The Specific Numbers from India
The People Matters data isn’t abstract. At HireQwik, our own pilot data tells the same story from the other direction:
- 1,500–3,000 applications per role is now the baseline for entry-level and fresher positions
- TCS alone is targeting 42,000 fresher hires — meaning the market is generating millions of applications across the sector
- After our voice screening pilot was re-evaluated against GPT-4.1 output in April 2026, the tier breakdown was: 67% No Go / 31% On Hold / 1.5% Strong Proceed
That 67% No Go figure isn’t just candidates being filtered out. It’s candidates whose resumes cleared initial screening but whose live voice conversations revealed they couldn’t speak to what they’d claimed. The resume said “proficient in data analysis.” The voice conversation revealed they’d never opened a pivot table.
Why Voice Is the Only Anti-Scripting Layer That Works
Resume parsing can’t fix this problem. Parsing is exactly what AI-generated resumes are optimised for — they’re designed to pass parsers.
Keyword matching can’t fix it either. If anything, keyword matching rewards AI-generated resumes more than human-written ones, because the AI knows which keywords the ATS is looking for.
Video submissions don’t fix it. Candidates can script and memorise a 90-second video response just as easily as they can generate a resume.
The only screening layer that’s genuinely hard to pre-script is a real-time voice conversation that probes beyond the first answer.
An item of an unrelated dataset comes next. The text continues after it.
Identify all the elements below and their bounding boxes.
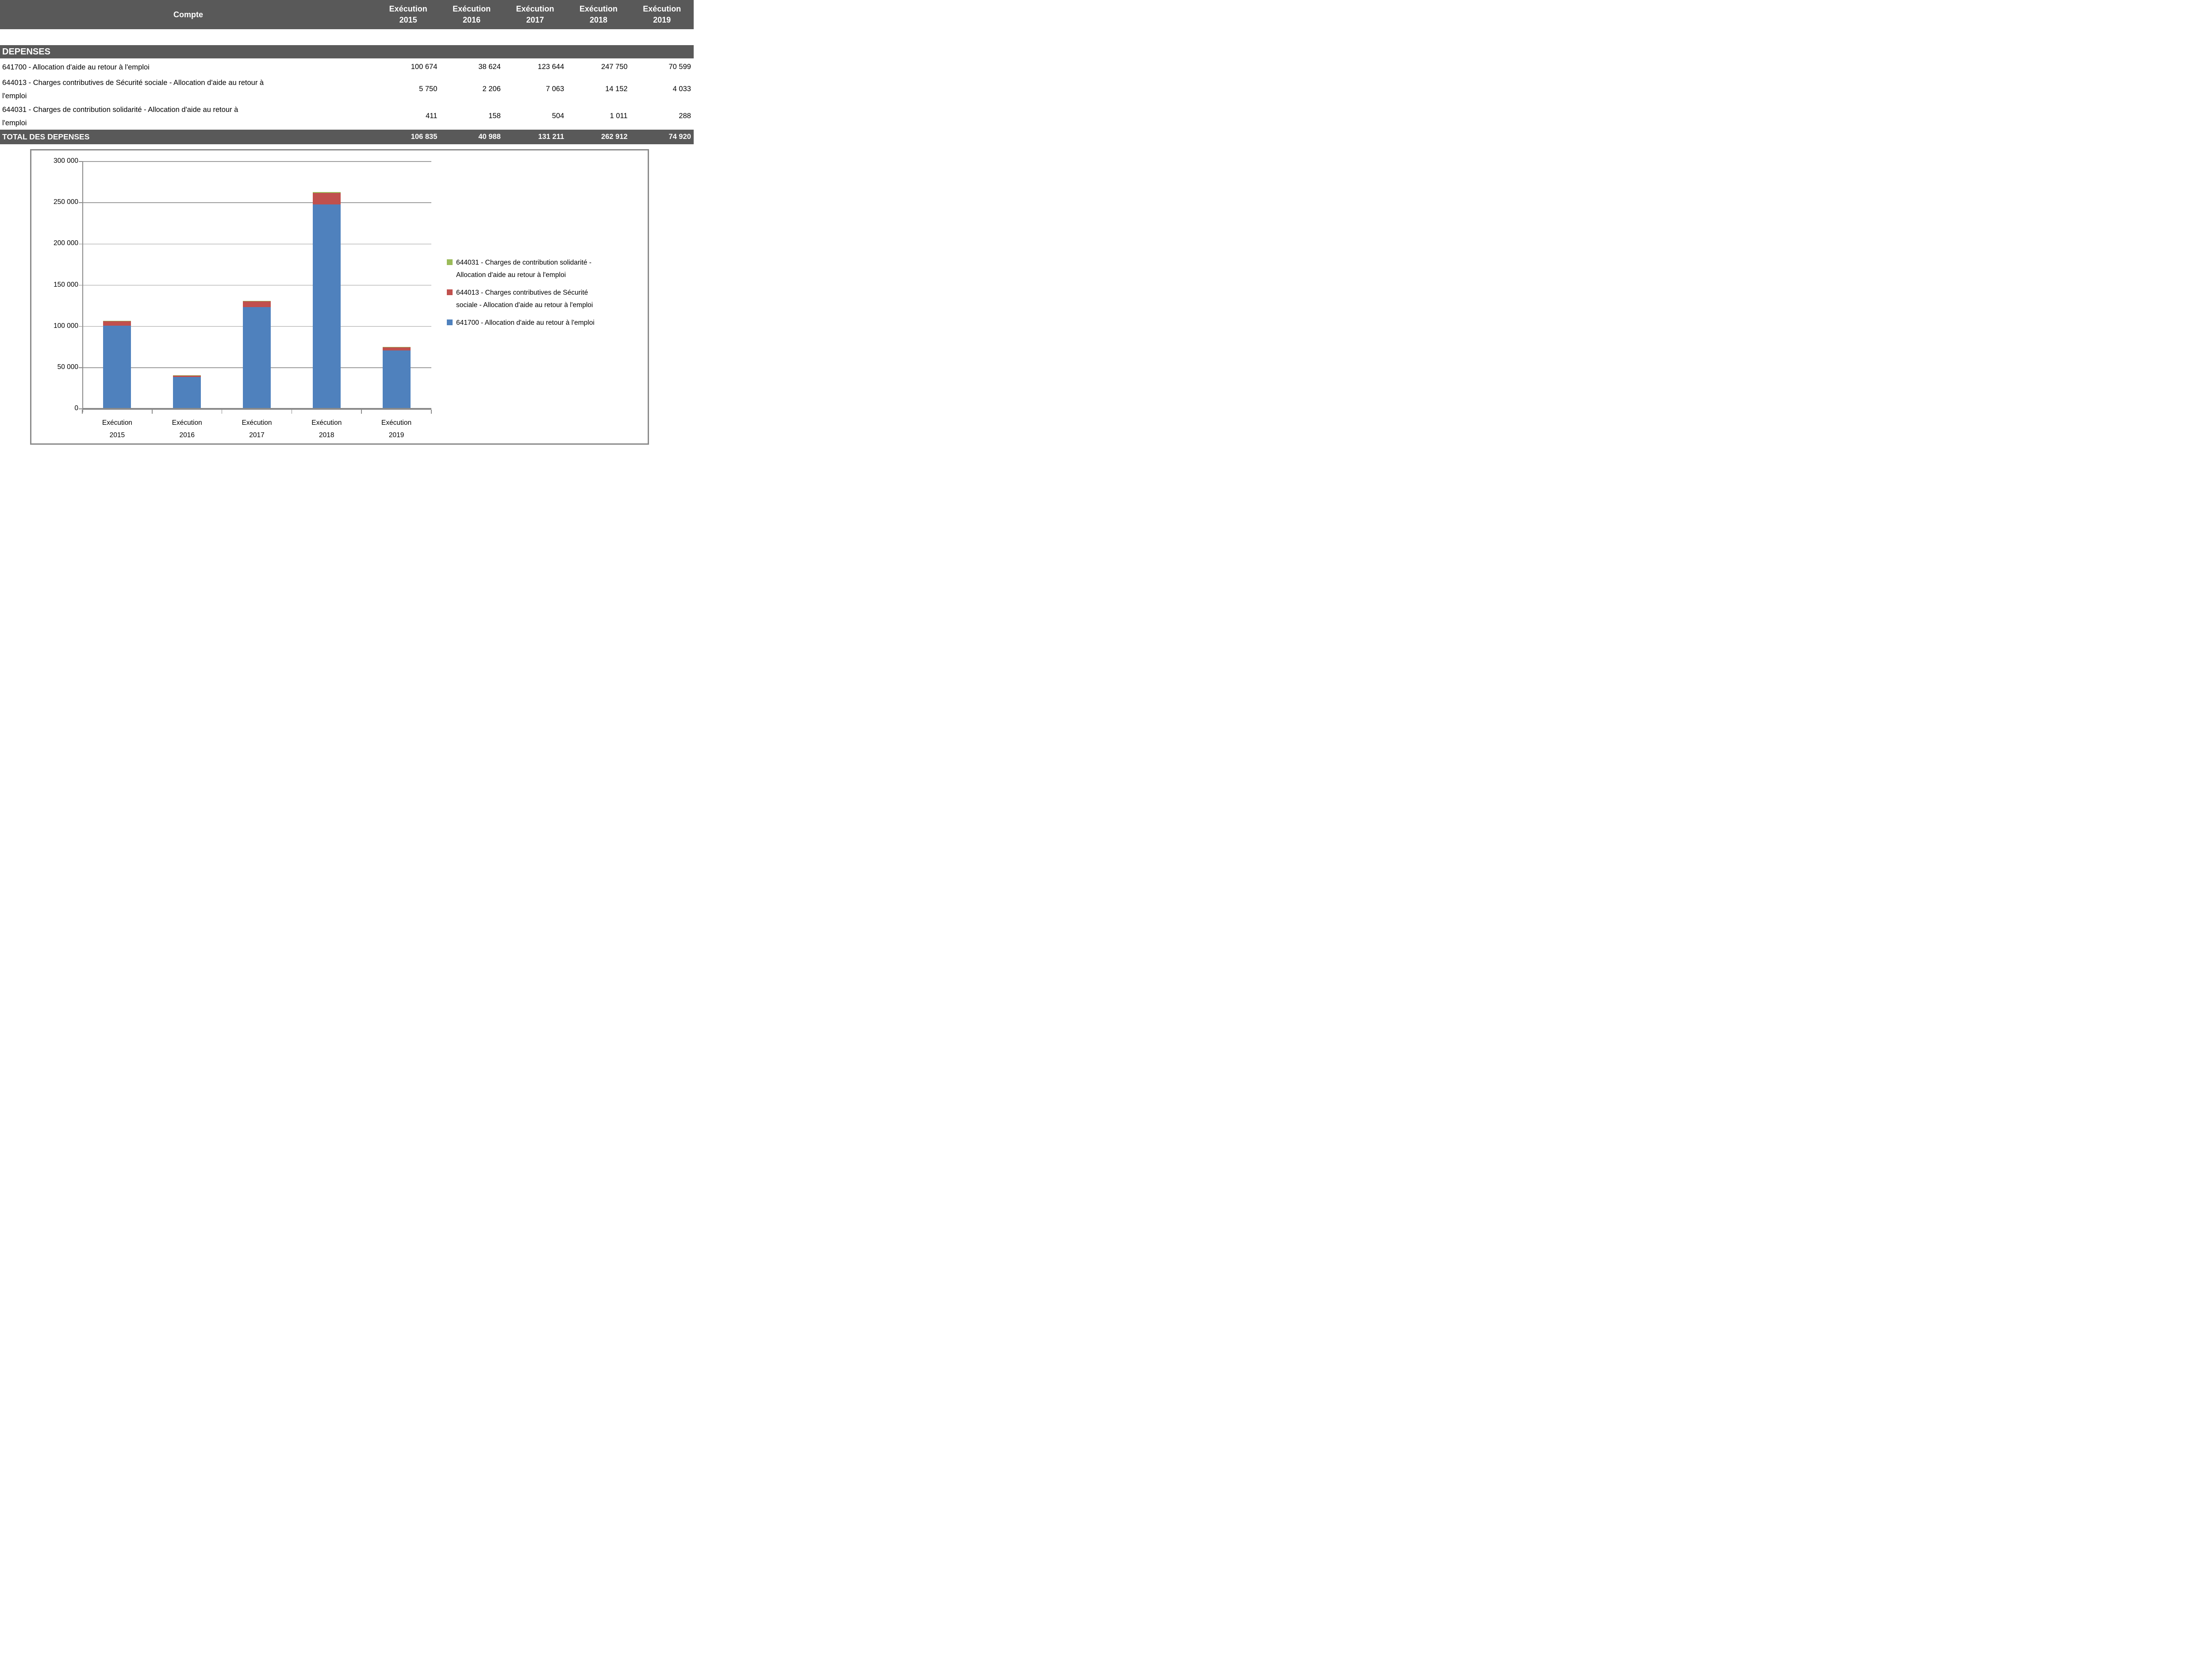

This is how HireQwik’s conversational AI works:
- The first question is about the role or the candidate’s stated experience
- If the answer sounds scripted or generic, a follow-up question probes the specific claim: “You mentioned you managed end-to-end recruitment at your internship. Walk me through what the process looked like for a specific hire.”
- If the follow-up also sounds scripted, the conversation goes deeper: “What did you do when a candidate withdrew late in the process?”
ChatGPT can generate a plausible first answer. It struggles to generate a plausible, contextually coherent response to an unexpected follow-up that references what the candidate just said. Real-time dynamic probing is the gap that scripted responses can’t cross.
What HR Teams Should Change Right Now
If you’re running campus drives this season and relying on resume screening as a first filter, you’re selecting for the candidates who are best at using AI to write resumes — not the candidates who are best at the job.
Three changes to make before your next drive:
1. Stop using resume quality as a first-round filter. Open the gate wide. Let everyone apply. The resume is no longer predictive.
2. Move the first substantive filter to a voice conversation. 15–20 minutes of structured, dynamic dialogue will tell you more about a candidate’s actual capability than any document they’ve submitted.
3. Specifically evaluate follow-up question performance, not opening answers. The opening answer is where preparation helps most. The follow-up is where genuine understanding shows — or doesn’t.
The Competitive Moat This Creates
For HireQwik, the AI resume crisis is directly our positioning. Our product was built communication-first from day one — because our founder’s view was that resume screening was already a weak signal before AI made it weaker.
The current moment is when “communication-first” goes from a philosophical differentiator to an urgent operational necessity. When 67% of your country’s HR leaders are telling People Matters that AI resumes are actively slowing their hiring process, the conversation has changed.
The moat isn’t the voice AI itself. It’s the real-time follow-up questioning that makes scripted answers visible. That’s the layer that makes the resume stack honest again.